One simple thing that the AFL-CIO, and indeed all of the nations’ unions, could do is work to create an accessible online guide that explains how to organize your workplace and co-workers, while also explaining the rights and protections that workers have when they seek to unionize.
These unionization efforts will need plenty of lawyers, and together the nation’s unions should assemble a stable of attorneys who are ready to step in, for instance, when workers need help petitioning the NLRB to hold a unionization election or when workers believe they were illegally fired in retaliation for pushing to unionize.

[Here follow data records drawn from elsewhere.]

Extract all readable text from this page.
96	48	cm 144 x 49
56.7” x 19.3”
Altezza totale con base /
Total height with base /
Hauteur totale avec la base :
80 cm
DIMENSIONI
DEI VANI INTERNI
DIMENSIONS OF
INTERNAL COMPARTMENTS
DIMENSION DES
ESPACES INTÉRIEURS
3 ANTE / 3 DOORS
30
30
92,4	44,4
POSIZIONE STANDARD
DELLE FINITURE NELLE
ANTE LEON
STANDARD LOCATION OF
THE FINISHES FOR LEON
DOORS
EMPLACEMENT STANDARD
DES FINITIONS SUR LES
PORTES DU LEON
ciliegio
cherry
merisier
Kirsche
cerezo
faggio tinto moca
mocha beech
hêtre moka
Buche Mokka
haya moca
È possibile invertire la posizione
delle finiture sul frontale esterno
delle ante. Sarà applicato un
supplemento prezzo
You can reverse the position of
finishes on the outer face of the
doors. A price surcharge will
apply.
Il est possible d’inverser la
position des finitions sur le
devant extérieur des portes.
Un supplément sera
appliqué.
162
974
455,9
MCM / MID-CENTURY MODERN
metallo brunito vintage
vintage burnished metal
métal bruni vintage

FOR FAR TOO LONG, the nation’s labor movement has done far too little organizing, a stance that many union leaders defend by saying it’s too darn hard and expensive to win because the playing field is tilted against unions and in favor of corporations. That position has become harder to maintain as organizing drives by and for young workers have racked up one important win after another, often with overwhelming margins. And many other workers seem eager to ride this union wave.
Today’s labor leaders and labor unions have a crucial decision to make: Will they remain mere spectators to these efforts, thereby increasing the chances that this very promising moment will peter out? Or will they heed the example of John L. Lewis, and join in solidarity with the most pro-union generation this nation has seen in 80 years? Will they put up the money and resources required to turn this into a watershed moment for labor?
This is the first time in decades that America’s workers have a real opportunity to increase their power after it has steadily eroded for half a century. If organized labor fails to come in big to help, this may become the last time that workers have that opportunity.